The future of VR content lies with increased resolutions, higher image fidelity, wireless tracking, better form factors, and the removal of any and all other barriers that remind users they’re not actually inside the digital world. Light fields, like the stuff groundbreaking tech company OTOY is working on, are at the heart of that future evolution.
Yesterday, Google released a free app on Steam called Welcome to Light Fields that shows a quick tease of what this technology is capable of producing. Using a special camera (shown below) Google is able to capture 3D images that can be freely explored as if they were rendered in a game engine like Unity or Unreal. It’s sort of like a 360 photo, but it’s not flat and has actual depth. It really feels like you’re there.

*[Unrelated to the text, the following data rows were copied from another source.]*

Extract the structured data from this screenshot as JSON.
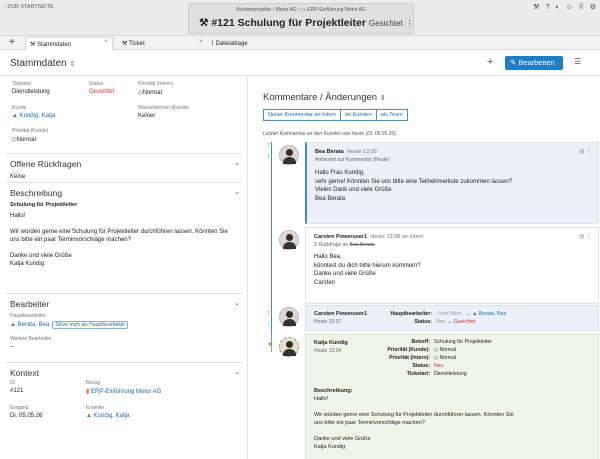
{
  "topbar": {
    "back_label": "ZUR STARTSEITE",
    "breadcrumb": [
      "Kundenprojekte",
      "Motor AG",
      "ERP-Einführung Motor AG"
    ],
    "ticket_title": "#121 Schulung für Projektleiter",
    "ticket_status": "Gesichtet"
  },
  "tabs": [
    {
      "label": "Stammdaten",
      "icon": "tools-icon"
    },
    {
      "label": "Ticket",
      "icon": "tools-icon"
    },
    {
      "label": "Dateiablage",
      "icon": "paperclip-icon"
    }
  ],
  "header": {
    "title": "Stammdaten",
    "edit_label": "Bearbeiten"
  },
  "stammdaten": {
    "ticketart_label": "Ticketart",
    "ticketart_value": "Dienstleistung",
    "status_label": "Status",
    "status_value": "Gesichtet",
    "prio_intern_label": "Priorität (Intern)",
    "prio_intern_value": "Normal",
    "kunde_label": "Kunde",
    "kunde_value": "Kundig, Katja",
    "wunsch_label": "Wunschtermin (Kunde)",
    "wunsch_value": "Keiner",
    "prio_kunde_label": "Priorität (Kunde)",
    "prio_kunde_value": "Normal"
  },
  "rueckfragen": {
    "title": "Offene Rückfragen",
    "value": "Keine"
  },
  "beschreibung": {
    "title": "Beschreibung",
    "subject": "Schulung für Projektleiter",
    "lines": [
      "Hallo!",
      "",
      "Wir würden gerne eine Schulung für Projektleiter durchführen lassen. Könnten Sie",
      "uns bitte ein paar Terminvorschläge machen?",
      "",
      "Danke und viele Grüße",
      "Katja Kundig"
    ]
  },
  "bearbeiter": {
    "title": "Bearbeiter",
    "haupt_label": "Hauptbearbeiter",
    "haupt_value": "Berata, Bea",
    "haupt_chip": "Setze mich als Hauptbearbeiter",
    "weitere_label": "Weitere Bearbeiter",
    "weitere_value": "--"
  },
  "kontext": {
    "title": "Kontext",
    "id_label": "ID",
    "id_value": "#121",
    "bezug_label": "Bezug",
    "bezug_value": "ERP-Einführung Motor AG",
    "eingang_label": "Eingang",
    "eingang_value": "Di. 05.05.26",
    "ersteller_label": "Ersteller",
    "ersteller_value": "Kundig, Katja"
  },
  "kommentare": {
    "title": "Kommentare / Änderungen",
    "buttons": [
      "Neuer Kommentar an Intern",
      "an Kunden",
      "als Team"
    ],
    "last_comment": "Letzter Kommentar an den Kunden war heute (Di. 05.05.26)"
  },
  "comments": [
    {
      "name": "Bea Berata",
      "time": "Heute 13:39",
      "sub": "Antwortet auf Kommentar (Heute)",
      "lines": [
        "Hallo Frau Kundig,",
        "sehr gerne! Könnten Sie uns bitte eine Teilnehmerliste zukommen lassen?",
        "Vielen Dank und viele Grüße",
        "Bea Berata"
      ]
    },
    {
      "name": "Carsten Poweruser1",
      "time": "Heute 13:38 an Intern",
      "sub_a": "Rückfrage an",
      "sub_b": "Bea Berata",
      "lines": [
        "Hallo Bea,",
        "könntest du dich bitte hierum kümmern?",
        "Danke und viele Grüße",
        "Carsten"
      ]
    }
  ],
  "change": {
    "name": "Carsten Poweruser1",
    "time": "Heute 13:37",
    "haupt_key": "Hauptbearbeiter:",
    "haupt_old": "- kein Wert -",
    "haupt_new": "Berata, Bea",
    "status_key": "Status:",
    "status_old": "Neu",
    "status_new": "Gesichtet"
  },
  "created": {
    "name": "Katja Kundig",
    "time": "Heute 13:34",
    "rows": [
      {
        "k": "Betreff:",
        "v": "Schulung für Projektleiter"
      },
      {
        "k": "Priorität (Kunde):",
        "v": "Normal"
      },
      {
        "k": "Priorität (Intern):",
        "v": "Normal"
      },
      {
        "k": "Status:",
        "v": "Neu"
      },
      {
        "k": "Ticketart:",
        "v": "Dienstleistung"
      }
    ],
    "desc_label": "Beschreibung:",
    "desc_lines": [
      "Hallo!",
      "",
      "Wir würden gerne eine Schulung für Projektleiter durchführen lassen. Könnten Sie",
      "uns bitte ein paar Terminvorschläge machen?",
      "",
      "Danke und viele Grüße",
      "Katja Kundig"
    ]
  }
}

The special cameras scan real-world environments so that when you visit them inside of a VR headset it really feels like an actual place. The difference in image quality alone between this content and images you might see in any 360 photo app or 360 video is monumental. Imagine exploring a version of Google Earth that has areas that were scanned using light field technology instead of just standard photographs.

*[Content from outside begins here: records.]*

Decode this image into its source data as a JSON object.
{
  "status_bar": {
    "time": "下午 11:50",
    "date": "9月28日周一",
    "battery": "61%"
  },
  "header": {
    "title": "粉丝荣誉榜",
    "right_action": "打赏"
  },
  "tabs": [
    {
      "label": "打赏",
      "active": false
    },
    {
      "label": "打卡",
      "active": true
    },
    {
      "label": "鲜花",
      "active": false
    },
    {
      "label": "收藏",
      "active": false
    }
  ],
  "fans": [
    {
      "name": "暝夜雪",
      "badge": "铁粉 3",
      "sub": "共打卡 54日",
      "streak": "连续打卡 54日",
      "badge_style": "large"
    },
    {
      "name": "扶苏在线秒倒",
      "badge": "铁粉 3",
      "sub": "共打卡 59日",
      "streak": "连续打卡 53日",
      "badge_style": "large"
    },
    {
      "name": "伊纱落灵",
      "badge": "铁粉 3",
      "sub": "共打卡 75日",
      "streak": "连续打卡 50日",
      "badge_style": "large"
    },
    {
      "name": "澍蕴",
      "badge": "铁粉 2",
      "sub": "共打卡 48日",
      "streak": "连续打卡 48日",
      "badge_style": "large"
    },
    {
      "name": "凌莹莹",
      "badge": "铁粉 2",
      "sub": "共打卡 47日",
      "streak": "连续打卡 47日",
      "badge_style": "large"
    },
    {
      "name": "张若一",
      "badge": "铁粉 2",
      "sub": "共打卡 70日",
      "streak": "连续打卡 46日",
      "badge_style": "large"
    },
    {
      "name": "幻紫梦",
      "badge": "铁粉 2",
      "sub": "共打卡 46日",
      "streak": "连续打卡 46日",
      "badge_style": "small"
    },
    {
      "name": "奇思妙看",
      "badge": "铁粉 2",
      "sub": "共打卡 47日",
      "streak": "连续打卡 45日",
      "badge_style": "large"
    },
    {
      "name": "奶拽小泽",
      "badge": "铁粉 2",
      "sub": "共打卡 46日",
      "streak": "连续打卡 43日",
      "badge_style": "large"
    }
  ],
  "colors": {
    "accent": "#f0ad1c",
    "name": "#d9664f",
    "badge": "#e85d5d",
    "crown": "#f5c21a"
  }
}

Google’s Welcome to Light Fields app is essentially a small collection of scanned environments (including the actual Discovery spaceship) that you can walk around and experience. There is a brief tour mode as well that gives you a quick synopsis of several and lasts around 5-10 minutes.
As a result, the Welcome to Light Fields experience itself is extremely short and serves as little more than a tease — but that’s the point. Since it’s free, anyone with a Rift, Vive, or Windows VR headset should check it out for a taste of the future.